Wednesday, June 11, 2014

More Eremurus

Front Border at Froggy Bottom with Eremurus 'Spring Valley Hybrids'
     I previously wrote about Eremurus here, and I can't praise this great plant enough! While it is blooming, there are very few plants that match its magnificence.  Although I have taken a lot of the eremurus in this border to my new garden, there are still enough left to make quite an impact.  The ones in the picture above came from Brent and Becky's Bulbs or McClure and Zimmerman as their Spring Valley Hybrids.  There is also an orange eremurus to the left in the picture that you can see poking up behind the Nolina foliage.  That one is called Cleopatra, and it is commonly found in bulb supplier's catalogs.  It is not quite as tall as some of the others I have grown, although its color makes a standout in any garden.

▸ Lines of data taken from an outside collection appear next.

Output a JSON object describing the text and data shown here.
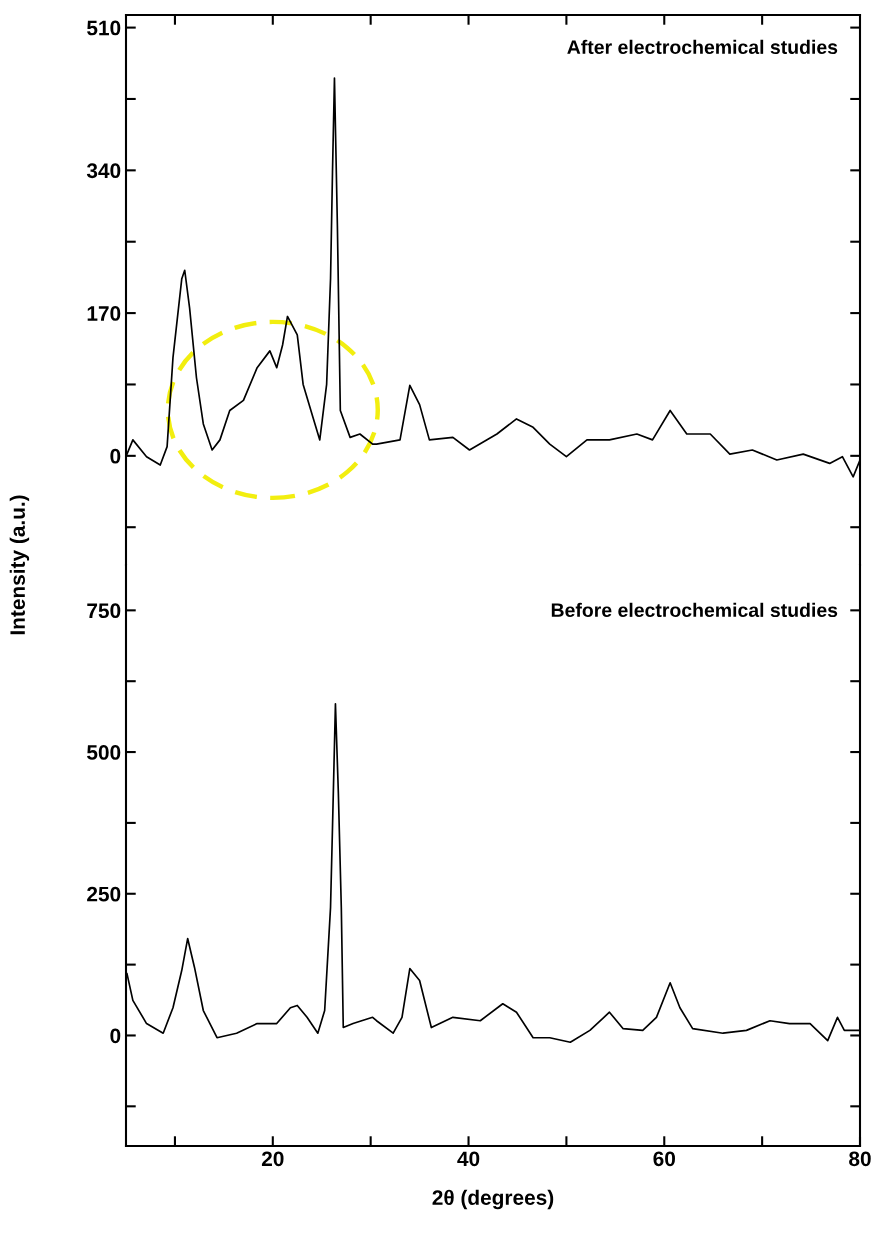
{
  "chart_data": [
    {
      "type": "line",
      "title": "After electrochemical studies",
      "ylabel": "Intensity (a.u.)",
      "tick_labels": "y",
      "grid": false,
      "legend": false,
      "marker": "none",
      "line_style": "solid",
      "xlim": [
        5,
        80
      ],
      "xticks": [
        {
          "value": 10,
          "label": null
        },
        {
          "value": 20,
          "label": null
        },
        {
          "value": 30,
          "label": null
        },
        {
          "value": 40,
          "label": null
        },
        {
          "value": 50,
          "label": null
        },
        {
          "value": 60,
          "label": null
        },
        {
          "value": 70,
          "label": null
        }
      ],
      "ylim": [
        -130,
        525
      ],
      "yticks": [
        {
          "value": -85,
          "label": null
        },
        0,
        {
          "value": 85,
          "label": null
        },
        170,
        {
          "value": 255,
          "label": null
        },
        340,
        {
          "value": 425,
          "label": null
        },
        510
      ],
      "series": [
        {
          "color": "#000000",
          "x": [
            5.1,
            5.7,
            7.1,
            8.5,
            9.2,
            9.8,
            10.7,
            11.0,
            11.5,
            12.2,
            12.9,
            13.8,
            14.6,
            15.6,
            17.0,
            18.4,
            19.7,
            20.4,
            21.0,
            21.5,
            22.5,
            23.1,
            24.1,
            24.8,
            25.5,
            25.9,
            26.1,
            26.3,
            26.6,
            26.9,
            27.9,
            28.9,
            30.2,
            30.6,
            33.0,
            34.0,
            35.0,
            36.0,
            38.4,
            40.1,
            42.9,
            44.9,
            46.6,
            48.3,
            50.0,
            52.1,
            54.4,
            57.2,
            58.8,
            60.6,
            62.3,
            64.7,
            66.7,
            69.0,
            71.5,
            74.2,
            76.9,
            78.2,
            79.3,
            80
          ],
          "values": [
            2,
            19,
            -1,
            -11,
            11,
            117,
            211,
            221,
            176,
            93,
            38,
            7,
            19,
            54,
            66,
            105,
            125,
            105,
            132,
            166,
            144,
            85,
            46,
            19,
            85,
            211,
            338,
            450,
            274,
            54,
            22,
            26,
            14,
            14,
            19,
            84,
            61,
            19,
            22,
            7,
            26,
            44,
            34,
            14,
            -1,
            19,
            19,
            26,
            19,
            54,
            26,
            26,
            2,
            7,
            -5,
            2,
            -9,
            -1,
            -25,
            -5
          ]
        }
      ]
    },
    {
      "type": "line",
      "title": "Before electrochemical studies",
      "xlabel": "2θ (degrees)",
      "grid": false,
      "legend": false,
      "marker": "none",
      "line_style": "solid",
      "xlim": [
        5,
        80
      ],
      "xticks": [
        {
          "value": 10,
          "label": null
        },
        20,
        {
          "value": 30,
          "label": null
        },
        40,
        {
          "value": 50,
          "label": null
        },
        60,
        {
          "value": 70,
          "label": null
        },
        80
      ],
      "ylim": [
        -195,
        830
      ],
      "yticks": [
        {
          "value": -125,
          "label": null
        },
        0,
        {
          "value": 125,
          "label": null
        },
        250,
        {
          "value": 375,
          "label": null
        },
        500,
        {
          "value": 625,
          "label": null
        },
        750
      ],
      "series": [
        {
          "color": "#000000",
          "x": [
            5.1,
            5.7,
            7.1,
            8.8,
            9.8,
            10.7,
            11.3,
            12.0,
            12.9,
            14.3,
            16.3,
            18.4,
            20.4,
            21.8,
            22.5,
            23.5,
            24.6,
            25.3,
            25.9,
            26.1,
            26.4,
            26.7,
            27.0,
            27.2,
            28.2,
            30.2,
            30.6,
            32.3,
            33.2,
            34.0,
            35.0,
            36.2,
            38.4,
            41.2,
            43.5,
            44.9,
            46.6,
            48.3,
            50.4,
            52.4,
            54.4,
            55.8,
            57.8,
            59.2,
            60.6,
            61.6,
            62.9,
            66.0,
            68.4,
            70.8,
            72.8,
            74.9,
            76.7,
            77.7,
            78.4,
            80
          ],
          "values": [
            109,
            62,
            21,
            4,
            49,
            115,
            171,
            120,
            44,
            -4,
            4,
            21,
            21,
            49,
            53,
            32,
            4,
            44,
            226,
            367,
            585,
            427,
            226,
            14,
            21,
            32,
            26,
            4,
            32,
            118,
            97,
            14,
            32,
            26,
            56,
            41,
            -4,
            -4,
            -12,
            9,
            41,
            12,
            9,
            32,
            93,
            49,
            12,
            4,
            9,
            26,
            21,
            21,
            -9,
            32,
            9,
            9
          ]
        }
      ]
    }
  ]
}
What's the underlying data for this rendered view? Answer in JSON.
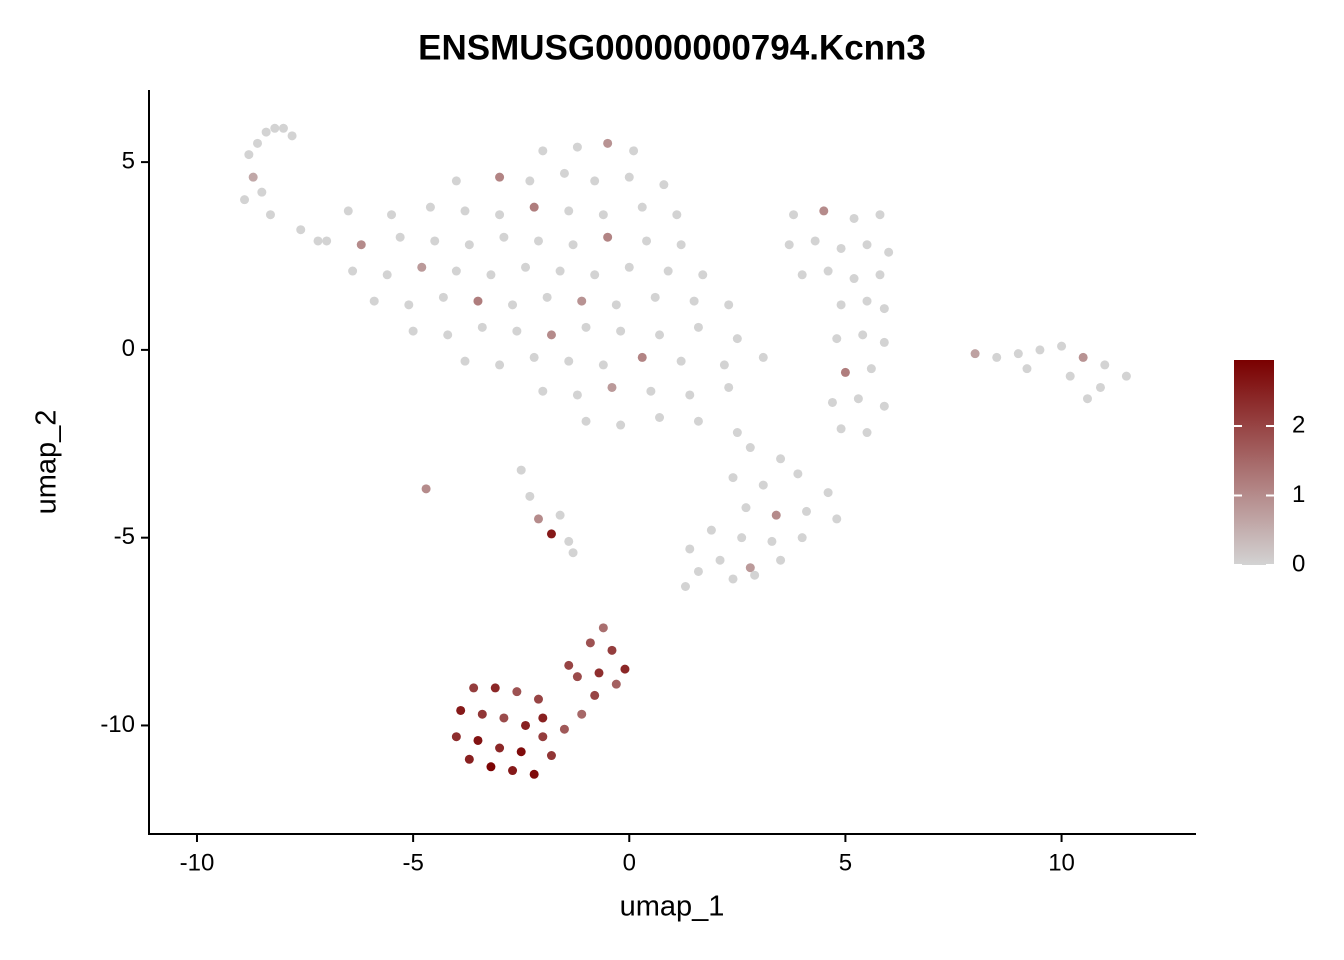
{
  "chart_data": {
    "type": "scatter",
    "title": "ENSMUSG00000000794.Kcnn3",
    "xlabel": "umap_1",
    "ylabel": "umap_2",
    "xlim": [
      -11.11,
      13.11
    ],
    "ylim": [
      -12.89,
      6.92
    ],
    "xticks": [
      -10,
      -5,
      0,
      5,
      10
    ],
    "yticks": [
      -10,
      -5,
      0,
      5
    ],
    "grid": false,
    "color_low": "#d3d3d3",
    "color_high": "#7a0000",
    "colorlim": [
      0,
      2.95
    ],
    "colorticks": [
      0,
      1,
      2
    ],
    "x": [
      -8.8,
      -8.6,
      -8.4,
      -8.2,
      -8.0,
      -7.8,
      -8.7,
      -8.5,
      -8.9,
      -8.3,
      -7.6,
      -7.2,
      -2,
      -1.2,
      -0.5,
      0.1,
      -4,
      -3,
      -2.3,
      -1.5,
      -0.8,
      0,
      0.8,
      -6.5,
      -5.5,
      -4.6,
      -3.8,
      -3,
      -2.2,
      -1.4,
      -0.6,
      0.3,
      1.1,
      -7,
      -6.2,
      -5.3,
      -4.5,
      -3.7,
      -2.9,
      -2.1,
      -1.3,
      -0.5,
      0.4,
      1.2,
      -6.4,
      -5.6,
      -4.8,
      -4,
      -3.2,
      -2.4,
      -1.6,
      -0.8,
      0,
      0.9,
      1.7,
      -5.9,
      -5.1,
      -4.3,
      -3.5,
      -2.7,
      -1.9,
      -1.1,
      -0.3,
      0.6,
      1.5,
      2.3,
      -5,
      -4.2,
      -3.4,
      -2.6,
      -1.8,
      -1,
      -0.2,
      0.7,
      1.6,
      2.5,
      -3.8,
      -3,
      -2.2,
      -1.4,
      -0.6,
      0.3,
      1.2,
      2.2,
      3.1,
      -2,
      -1.2,
      -0.4,
      0.5,
      1.4,
      2.3,
      -1,
      -0.2,
      0.7,
      1.6,
      2.5,
      3.8,
      4.5,
      5.2,
      5.8,
      3.7,
      4.3,
      4.9,
      5.5,
      6.0,
      4.0,
      4.6,
      5.2,
      5.8,
      4.9,
      5.5,
      5.9,
      4.8,
      5.4,
      5.9,
      5.0,
      5.6,
      4.7,
      5.3,
      5.9,
      4.9,
      5.5,
      2.8,
      3.5,
      2.4,
      3.1,
      3.9,
      4.6,
      2.7,
      3.4,
      4.1,
      4.8,
      1.9,
      2.6,
      3.3,
      4.0,
      1.4,
      2.1,
      2.8,
      3.5,
      1.6,
      2.4,
      1.3,
      2.9,
      8,
      8.5,
      9,
      9.5,
      10,
      10.5,
      11,
      11.5,
      9.2,
      10.2,
      10.6,
      10.9,
      -2.5,
      -2.3,
      -2.1,
      -1.8,
      -1.6,
      -1.4,
      -1.3,
      -4.7,
      -3.6,
      -3.1,
      -2.6,
      -2.1,
      -3.9,
      -3.4,
      -2.9,
      -2.4,
      -4.0,
      -3.5,
      -3.0,
      -2.5,
      -2.0,
      -3.7,
      -3.2,
      -2.7,
      -2.2,
      -1.8,
      -1.5,
      -1.1,
      -0.8,
      -1.2,
      -0.7,
      -0.3,
      -0.1,
      -0.4,
      -0.9,
      -0.6,
      -1.4,
      -2.0
    ],
    "y": [
      5.2,
      5.5,
      5.8,
      5.9,
      5.9,
      5.7,
      4.6,
      4.2,
      4.0,
      3.6,
      3.2,
      2.9,
      5.3,
      5.4,
      5.5,
      5.3,
      4.5,
      4.6,
      4.5,
      4.7,
      4.5,
      4.6,
      4.4,
      3.7,
      3.6,
      3.8,
      3.7,
      3.6,
      3.8,
      3.7,
      3.6,
      3.8,
      3.6,
      2.9,
      2.8,
      3.0,
      2.9,
      2.8,
      3.0,
      2.9,
      2.8,
      3.0,
      2.9,
      2.8,
      2.1,
      2.0,
      2.2,
      2.1,
      2.0,
      2.2,
      2.1,
      2.0,
      2.2,
      2.1,
      2.0,
      1.3,
      1.2,
      1.4,
      1.3,
      1.2,
      1.4,
      1.3,
      1.2,
      1.4,
      1.3,
      1.2,
      0.5,
      0.4,
      0.6,
      0.5,
      0.4,
      0.6,
      0.5,
      0.4,
      0.6,
      0.3,
      -0.3,
      -0.4,
      -0.2,
      -0.3,
      -0.4,
      -0.2,
      -0.3,
      -0.4,
      -0.2,
      -1.1,
      -1.2,
      -1.0,
      -1.1,
      -1.2,
      -1.0,
      -1.9,
      -2.0,
      -1.8,
      -1.9,
      -2.2,
      3.6,
      3.7,
      3.5,
      3.6,
      2.8,
      2.9,
      2.7,
      2.8,
      2.6,
      2.0,
      2.1,
      1.9,
      2.0,
      1.2,
      1.3,
      1.1,
      0.3,
      0.4,
      0.2,
      -0.6,
      -0.5,
      -1.4,
      -1.3,
      -1.5,
      -2.1,
      -2.2,
      -2.6,
      -2.9,
      -3.4,
      -3.6,
      -3.3,
      -3.8,
      -4.2,
      -4.4,
      -4.3,
      -4.5,
      -4.8,
      -5.0,
      -5.1,
      -5.0,
      -5.3,
      -5.6,
      -5.8,
      -5.6,
      -5.9,
      -6.1,
      -6.3,
      -6.0,
      -0.1,
      -0.2,
      -0.1,
      0,
      0.1,
      -0.2,
      -0.4,
      -0.7,
      -0.5,
      -0.7,
      -1.3,
      -1.0,
      -3.2,
      -3.9,
      -4.5,
      -4.9,
      -4.4,
      -5.1,
      -5.4,
      -3.7,
      -9.0,
      -9.0,
      -9.1,
      -9.3,
      -9.6,
      -9.7,
      -9.8,
      -10.0,
      -10.3,
      -10.4,
      -10.6,
      -10.7,
      -10.3,
      -10.9,
      -11.1,
      -11.2,
      -11.3,
      -10.8,
      -10.1,
      -9.7,
      -9.2,
      -8.7,
      -8.6,
      -8.9,
      -8.5,
      -8.0,
      -7.8,
      -7.4,
      -8.4,
      -9.8
    ],
    "values": [
      0,
      0,
      0,
      0,
      0,
      0,
      0.6,
      0,
      0,
      0,
      0,
      0,
      0,
      0,
      0.9,
      0,
      0,
      1.1,
      0,
      0,
      0,
      0,
      0,
      0,
      0,
      0,
      0,
      0,
      1.2,
      0,
      0,
      0,
      0,
      0,
      1.0,
      0,
      0,
      0,
      0,
      0,
      0,
      1.1,
      0,
      0,
      0,
      0,
      0.8,
      0,
      0,
      0,
      0,
      0,
      0,
      0,
      0,
      0,
      0,
      0,
      1.2,
      0,
      0,
      0.9,
      0,
      0,
      0,
      0,
      0,
      0,
      0,
      0,
      1.0,
      0,
      0,
      0,
      0,
      0,
      0,
      0,
      0,
      0,
      0,
      1.1,
      0,
      0,
      0,
      0,
      0,
      0.8,
      0,
      0,
      0,
      0,
      0,
      0,
      0,
      0,
      0,
      1.0,
      0,
      0,
      0,
      0,
      0,
      0,
      0,
      0,
      0,
      0,
      0,
      0,
      0,
      0,
      0,
      0,
      0,
      1.2,
      0,
      0,
      0,
      0,
      0,
      0,
      0,
      0,
      0,
      0,
      0,
      0,
      0,
      1.0,
      0,
      0,
      0,
      0,
      0,
      0,
      0,
      0,
      0.8,
      0,
      0,
      0,
      0,
      0,
      0.7,
      0,
      0,
      0,
      0,
      0.9,
      0,
      0,
      0,
      0,
      0,
      0,
      0,
      0,
      1.0,
      2.6,
      0,
      0,
      0,
      1.0,
      2.1,
      2.4,
      1.8,
      2.0,
      2.6,
      2.2,
      1.9,
      2.5,
      2.3,
      2.7,
      2.4,
      2.8,
      2.1,
      2.5,
      2.9,
      2.6,
      2.8,
      2.2,
      1.7,
      1.5,
      2.0,
      1.9,
      2.3,
      1.6,
      2.4,
      2.1,
      1.8,
      1.4,
      2.0,
      2.5
    ]
  }
}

     Other plants in this picture include Nolina nelsonii (on the left in the picture), Dasylirion wheeleri in the bottom center, Nasella tenuissima, Papaver somniferum, Salvia nemerosa (a cultivar that I lost the name of--but I think it is better than the usual), Echium vulgare (the blue flowered plant),  Onopordum ancanthium, the tall grey plant on the upper right. and Verbascum bomyciferm.  This is a border that is loved by the bees, and this year many of them seem to be busy with these flowers.  I love it!  I should mention that although the echium is supposed to be a noxious weed, it is considered by many to be one of the best bee plants around, and the honey from this plant is supposed to be excellent.  While I don't want to get hate mail, I sometimes question the whole noxious weed control zeitgeist.  If you don't like my philosophy on this, please do not post any comments, as I will probably delete them.
     Another point to make about this border is that it did not come about overnight.  It has taken many years of experimenting with various plants and many years of allowing self sowers to become established to achieve this result.  In my view no garden is really good until it has been established for awhile.  Sure, given enough money you can make something that might look presentable in its first or second year, but that is not the same as establishing what is essentially a self sustaining community of compatible plants that, by the way, look beautiful together.  This kind of gardening, and not the instant pictures so popular on TV makeover shows, is what I find interesting.  Anyway, enough with the ranting for today!